Uturunku in Bolivia, 16 November 2006
Elevation 6,008 metres (19,711 ft)[1]
Listing List of mountains in Bolivia
Translation Jaguar[2] (Quechua)
Location
A map of Bolivia; the volcano is in the southernmost corner.
A map of Bolivia; the volcano is in the southernmost corner.
Uturunku
Location of Uturunku in Bolivia
Location San Pablo de Lípez Municipality, Sur Lípez Province, Potosí Department, Bolivia
Range Cordillera de Lípez
Coordinates 22°16′12″S 67°10′48″W / 22.27000°S 67.18000°W / -22.27000; -67.18000Coordinates: 22°16′12″S 67°10′48″W / 22.27000°S 67.18000°W / -22.27000; -67.18000[3]
Geology
Type Stratovolcano
Age of rock Pleistocene
Volcanic field Altiplano-Puna volcanic complex
Last eruption 271,000 years ago.

Uturunku (meaning Jaguar in Quechua), also known as Uturuncu or Uturunco, is a volcano in the Cordillera de Lípez in Potosí Department, Bolivia. It is in the Central Volcanic Zone of the Andes and its summit is 6,008 metres (19,711 ft) above sea level. The volcano has two summits with a fumarole field between the summits. The volcano's landforms include lava domes and lava flows.

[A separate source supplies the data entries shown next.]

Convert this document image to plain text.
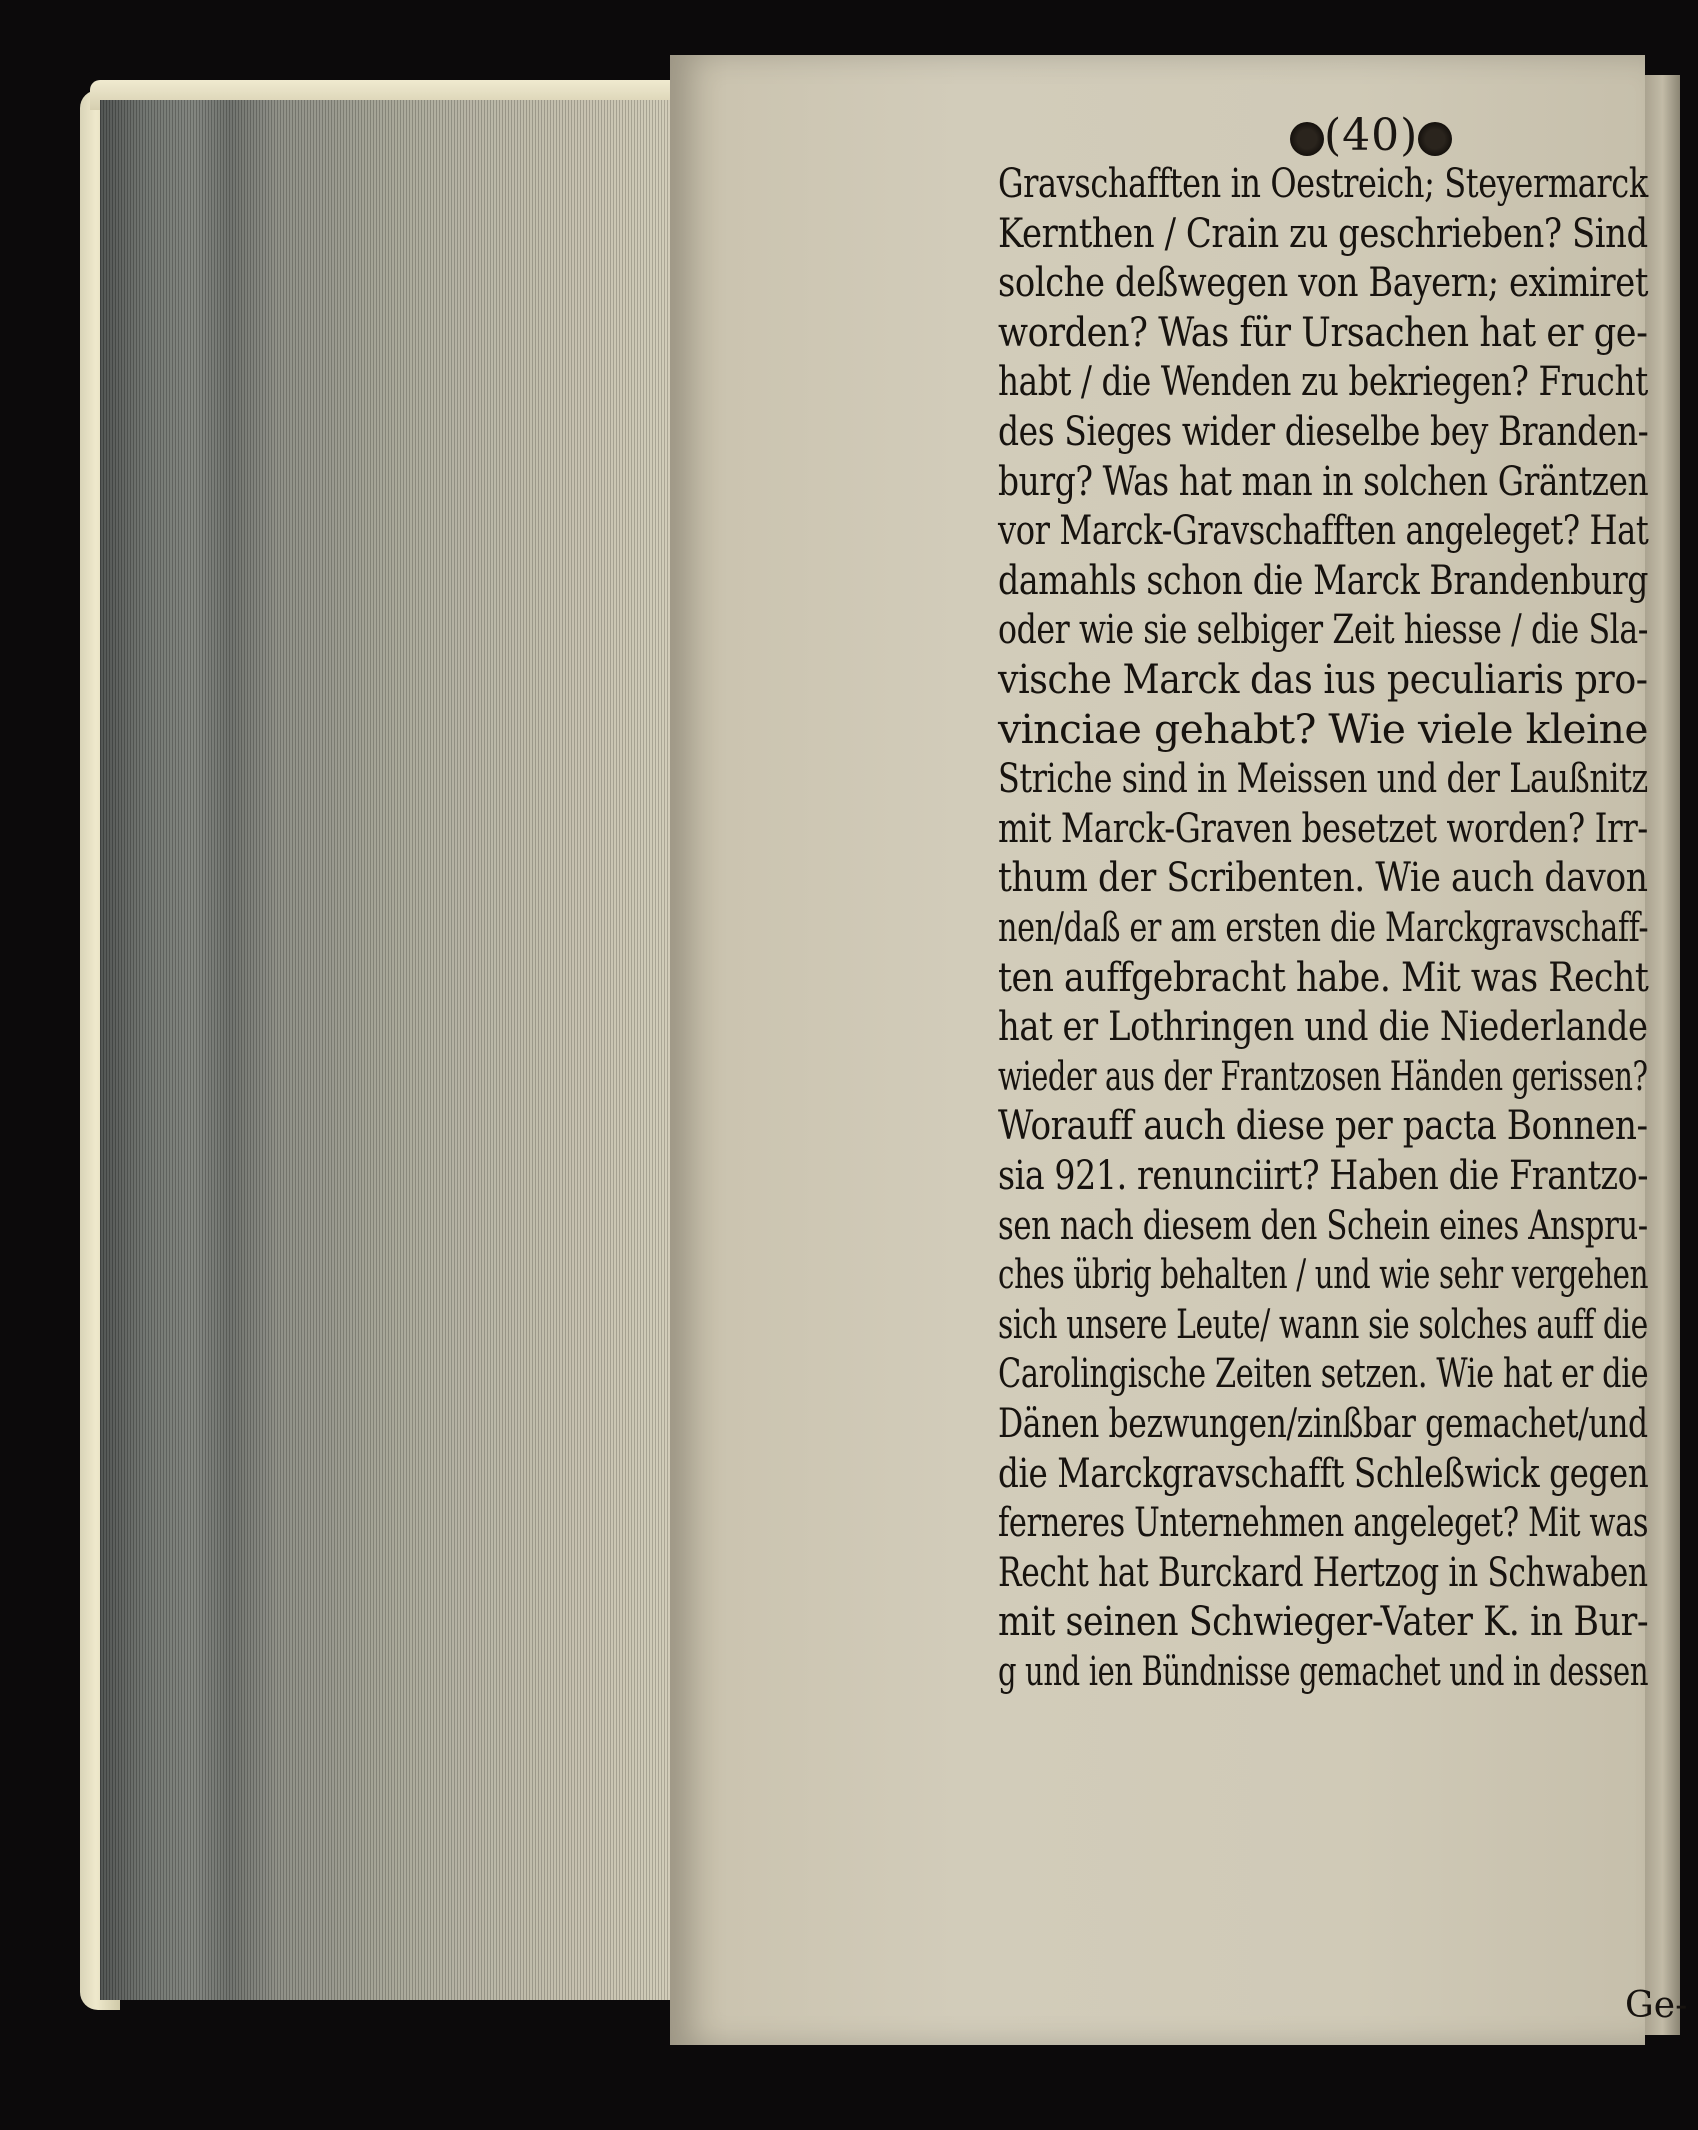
(40)
Gravschafften in Oestreich; Steyermarck
Kernthen / Crain zu geschrieben? Sind
solche deßwegen von Bayern; eximiret
worden? Was für Ursachen hat er ge-
habt / die Wenden zu bekriegen? Frucht
des Sieges wider dieselbe bey Branden-
burg? Was hat man in solchen Gräntzen
vor Marck-Gravschafften angeleget? Hat
damahls schon die Marck Brandenburg
oder wie sie selbiger Zeit hiesse / die Sla-
vische Marck das ius peculiaris pro-
vinciae gehabt? Wie viele kleine
Striche sind in Meissen und der Laußnitz
mit Marck-Graven besetzet worden? Irr-
thum der Scribenten. Wie auch davon
nen/daß er am ersten die Marckgravschaff-
ten auffgebracht habe. Mit was Recht
hat er Lothringen und die Niederlande
wieder aus der Frantzosen Händen gerissen?
Worauff auch diese per pacta Bonnen-
sia 921. renunciirt? Haben die Frantzo-
sen nach diesem den Schein eines Anspru-
ches übrig behalten / und wie sehr vergehen
sich unsere Leute/ wann sie solches auff die
Carolingische Zeiten setzen. Wie hat er die
Dänen bezwungen/zinßbar gemachet/und
die Marckgravschafft Schleßwick gegen
ferneres Unternehmen angeleget? Mit was
Recht hat Burckard Hertzog in Schwaben
mit seinen Schwieger-Vater K. in Bur-
g und ien Bündnisse gemachet und in dessen
Ge-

The volcano was sporadically active in the Pleistocene with the youngest eruption dated at 271,000 years ago. Since then, Uturunku has displayed fumarolic activity. Since 1992, satellite observations have indicated a large area of regional uplift centered on Uturunku, which has been interpreted as an indication of large-scale magma intrusion under the volcano. This may be a prelude to large-scale volcanic activity, including "supervolcanic" activity and caldera formation.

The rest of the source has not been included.